L’objectif: briser les résistances

Les personnes concernées doivent ainsi être présentes à leur domicile de 22 heures à 8 heures. La police n’a plus qu’à venir les chercher durant ce laps de temps pour les renvoyer. En cas de non- respect de l’assignation à résidence, la personne s’expose à une plainte pénale… qui compromet gravement la suite de sa procédure, puisqu’elle sera ensuite considérée comme «criminelle». La boucle est ainsi bouclée, avec un obstacle de plus à la reconnaissance du statut de réfugié-e-s de personnes qui en ont pourtant besoin. La plupart des victimes de ces mesures de contrainte sont en effet des personnes soumises aux accords Dublin. Leur seul espoir de pouvoir déposer une demande d’asile en bonne et due forme en Suisse étant de rester suffisamment longtemps (6 à 18 mois) sur le sol suisse sans «disparaître», cette mesure anéantit toutes leurs possibilités de résistance. Et complique également le travail de solidarité des collectifs qui les soutiennent.

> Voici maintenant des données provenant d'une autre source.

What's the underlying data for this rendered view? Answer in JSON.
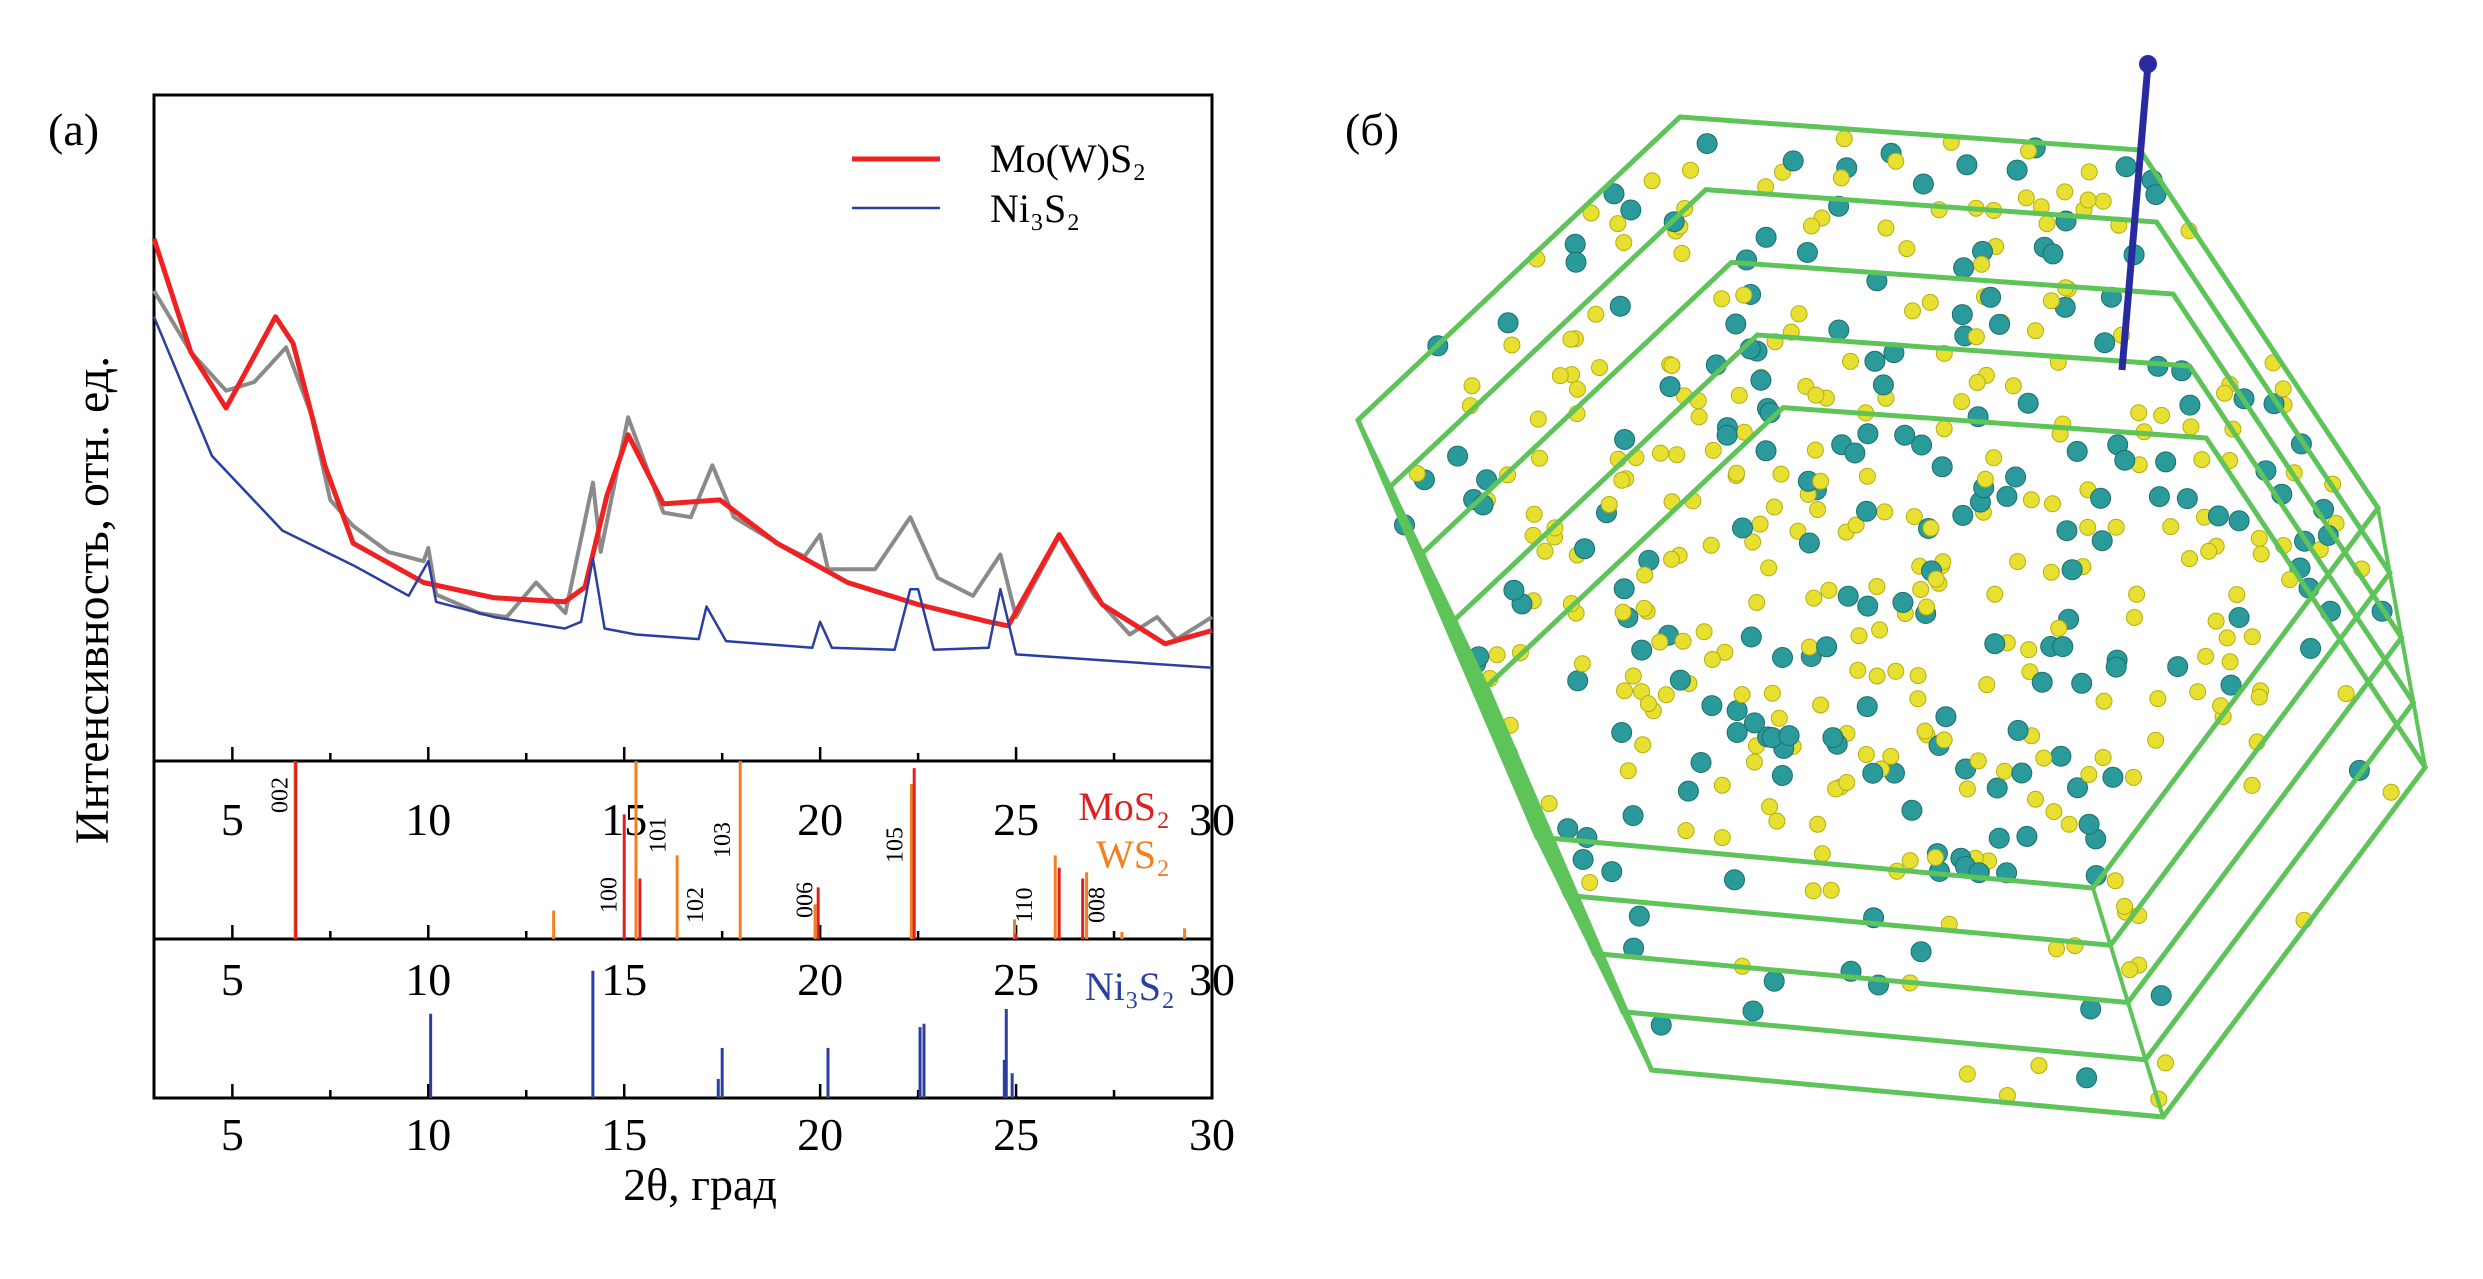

«Sans avoir commis aucun délit, il est donc désormais possible d’être enfermé ”chez soi” la nuit.»

Condamnés à disparaître

Ces assignations à résidence violent le droit fondamental à la liberté de mouvement et constituent une violence d’Etat de plus à l’égard des réfugié-e-s qui viennent demander sa protection. Sans avoir commis aucun délit, il est donc désormais possible d’être enfermé-e «chez soi» la nuit. Or ces mesures ont surtout comme effet de pousser les réfugié-e-s à disparaître, sans ressources et sans avenir. Mais c’est bien ce que cherchent à obtenir les autorités vaudoises: renvoyer le plus de monde possible au moindre coût, faire le bon élève de Berne, et se «débarrasser» de ces cas gênants que sont les demandeurs et demandeuses d’asile, au mépris de leur liberté, de leurs droits et de leur dignité

Face à cette machine judiciaire qui s’avère être de plus en plus à deux vitesses, avec une justice spécifique pour les personnes considérées comme indésirables en Suisse, il est essentiel que la société civile dans son ensemble se mobilise pour faire respecter les droits fondamentaux, qui doivent être garantis à toutes et tous, indépendamment du statut légal. En attaquant les droits des plus vulnérables, c’est en effet à toute la société que l’Etat s’attaque.